Authorship, A Creative Journey

I have been thinking and it dawned on my that I have never formally introduced myself.

Hello. My name is JoAnn Arnold from sunny Santa Clara, Utah and I have five published books. They are: "Miracles for Michael," "Journey of the Promise," "Pages From the Past," "the Silent Patriot," and "Prince Etcheon and the Secret of the Ancient." I love to write, I love to paint and I love to work on my Family History.

Now to my post. I was a speaker at a writer's conference in Arizona some months ago, and today I would like to share with you some of the thoughts of my presentation.

I asked myself, "Wouldn't it be nice if writing was as simple as eating a chocolate bar or getting out of bed one morning and saying to your children, "Children, today I'm going to write a book so you will need to play quietly and fix your own lunch."

Then I asked myself some deeper questions, "How many of us would actually become authors if it were that simple? Would we write if there was no stretch or challenge? Isn't it the challenge that activates and stimulates our curiosity - our creativity - our imagination? aren't we a creative, curious, imaginative group?

In 1963, Alfred Kazin made the statement: "A writer writes to teach himself, to understand himself to satisfy himself. the publishing of his ideas, though it brings gratification, is curiously anti-climatic.
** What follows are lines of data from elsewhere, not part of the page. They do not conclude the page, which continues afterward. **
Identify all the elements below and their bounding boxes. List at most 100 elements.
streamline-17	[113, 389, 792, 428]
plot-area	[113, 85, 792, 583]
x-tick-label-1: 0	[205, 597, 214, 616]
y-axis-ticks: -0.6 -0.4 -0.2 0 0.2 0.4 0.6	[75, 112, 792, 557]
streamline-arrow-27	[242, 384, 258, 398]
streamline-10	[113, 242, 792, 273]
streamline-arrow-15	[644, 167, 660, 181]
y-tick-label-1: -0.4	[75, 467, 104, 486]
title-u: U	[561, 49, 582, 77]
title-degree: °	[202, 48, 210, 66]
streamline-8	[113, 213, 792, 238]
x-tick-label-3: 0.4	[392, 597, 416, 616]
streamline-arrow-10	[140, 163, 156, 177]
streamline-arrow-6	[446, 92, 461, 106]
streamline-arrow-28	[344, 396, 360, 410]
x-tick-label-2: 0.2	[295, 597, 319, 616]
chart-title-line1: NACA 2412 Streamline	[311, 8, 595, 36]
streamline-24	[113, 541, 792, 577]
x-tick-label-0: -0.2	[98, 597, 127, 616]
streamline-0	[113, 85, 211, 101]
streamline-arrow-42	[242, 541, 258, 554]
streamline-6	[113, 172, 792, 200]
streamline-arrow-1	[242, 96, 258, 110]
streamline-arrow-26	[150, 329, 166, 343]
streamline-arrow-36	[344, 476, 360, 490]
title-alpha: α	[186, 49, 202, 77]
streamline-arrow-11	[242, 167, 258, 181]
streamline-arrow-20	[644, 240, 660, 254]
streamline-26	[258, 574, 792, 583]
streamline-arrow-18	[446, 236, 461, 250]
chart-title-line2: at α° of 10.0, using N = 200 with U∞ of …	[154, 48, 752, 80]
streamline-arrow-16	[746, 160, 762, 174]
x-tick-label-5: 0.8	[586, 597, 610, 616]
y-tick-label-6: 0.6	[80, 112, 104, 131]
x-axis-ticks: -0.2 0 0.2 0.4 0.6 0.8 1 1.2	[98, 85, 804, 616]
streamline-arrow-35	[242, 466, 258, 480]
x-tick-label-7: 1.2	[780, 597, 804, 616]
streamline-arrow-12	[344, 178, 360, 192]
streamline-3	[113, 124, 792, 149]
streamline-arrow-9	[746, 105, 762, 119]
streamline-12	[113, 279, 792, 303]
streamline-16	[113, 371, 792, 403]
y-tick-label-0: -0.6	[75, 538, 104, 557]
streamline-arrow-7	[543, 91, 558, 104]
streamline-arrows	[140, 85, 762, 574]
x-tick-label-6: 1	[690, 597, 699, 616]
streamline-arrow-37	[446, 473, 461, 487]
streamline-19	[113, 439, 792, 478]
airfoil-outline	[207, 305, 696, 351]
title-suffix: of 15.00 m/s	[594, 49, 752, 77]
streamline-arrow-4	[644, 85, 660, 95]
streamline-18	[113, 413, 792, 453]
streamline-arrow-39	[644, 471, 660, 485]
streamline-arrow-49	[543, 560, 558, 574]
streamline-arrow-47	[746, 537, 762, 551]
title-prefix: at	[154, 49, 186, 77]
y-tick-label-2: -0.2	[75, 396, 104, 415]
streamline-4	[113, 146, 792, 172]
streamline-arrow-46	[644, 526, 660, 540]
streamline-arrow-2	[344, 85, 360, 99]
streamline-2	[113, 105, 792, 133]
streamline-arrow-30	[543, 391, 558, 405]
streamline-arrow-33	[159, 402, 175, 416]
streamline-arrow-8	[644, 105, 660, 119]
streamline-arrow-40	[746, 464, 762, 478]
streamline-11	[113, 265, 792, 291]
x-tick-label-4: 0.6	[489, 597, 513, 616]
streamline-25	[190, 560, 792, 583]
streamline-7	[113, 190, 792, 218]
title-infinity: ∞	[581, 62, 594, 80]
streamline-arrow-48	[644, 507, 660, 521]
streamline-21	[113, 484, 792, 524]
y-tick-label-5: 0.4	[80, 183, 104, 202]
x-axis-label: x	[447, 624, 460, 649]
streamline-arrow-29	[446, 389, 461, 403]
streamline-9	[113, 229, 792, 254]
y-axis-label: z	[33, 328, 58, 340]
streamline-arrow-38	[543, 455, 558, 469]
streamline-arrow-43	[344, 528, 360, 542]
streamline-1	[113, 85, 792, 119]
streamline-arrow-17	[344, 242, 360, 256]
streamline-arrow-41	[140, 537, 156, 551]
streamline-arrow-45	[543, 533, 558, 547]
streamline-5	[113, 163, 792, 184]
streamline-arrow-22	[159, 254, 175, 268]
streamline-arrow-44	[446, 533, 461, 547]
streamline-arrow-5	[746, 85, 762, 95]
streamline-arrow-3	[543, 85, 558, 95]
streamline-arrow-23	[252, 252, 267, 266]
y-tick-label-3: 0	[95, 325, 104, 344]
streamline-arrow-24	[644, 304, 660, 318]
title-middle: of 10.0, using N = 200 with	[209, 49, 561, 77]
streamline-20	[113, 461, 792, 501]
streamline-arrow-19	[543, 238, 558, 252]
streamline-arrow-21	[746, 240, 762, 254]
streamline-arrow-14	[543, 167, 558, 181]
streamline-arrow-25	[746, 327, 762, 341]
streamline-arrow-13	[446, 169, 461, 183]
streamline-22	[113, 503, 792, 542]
Who would think that having a book published could possibly be anti-climatic? But then, is it not the journey traveled as the story begins to unfold in the mind, and in the imagination, that brings true satisfaction?

We have all been asked, at one time or the other, what the recipe is to becoming a published author. So I did some research and this is what I discovered:

As Writers we learn to think for ourselves. We are honest in our writing. We have taught ourselves to read as a writer. We inspire ourselves to embrace the vision of being a creator and learn the skills we need to write compelling works. we have learned the importance of revision. We read, write, and we never, never give up. We think to get ideas. And if the ideas don't come, we think harder.

The author, Ayn Rand said, "the solution is alway to think over every aspect of the scene and every connection to anything relevant to the rest of the book. Think until you almost go to pieces; think until you are blank with exhaustion. Then, the next day, think again - until finally, one morning, you have the solution.

Rumer has it that creative people rely on effortless inspiration or spontaneity. Not true!!! It's persistence they rely on. Albert Einstein said, "I think and think for months and years. Ninety-nine times I'm wrong. the hundreth time, I'm right."

That's enough for today. Thank you for reading my post.

4 comments:

Christine Thackeray said...

It is work to write! Thank you for the inspiration to keep going.

Patti said...

Sometimes I wish it were that simple. Kids be quiet, I'm writing a novel.

Great quotes and truly inspirational.

kersten campbell said...

JoAnn,
This is so true!

Jolynn said...

Thanks for the advice. I love this blog & contests!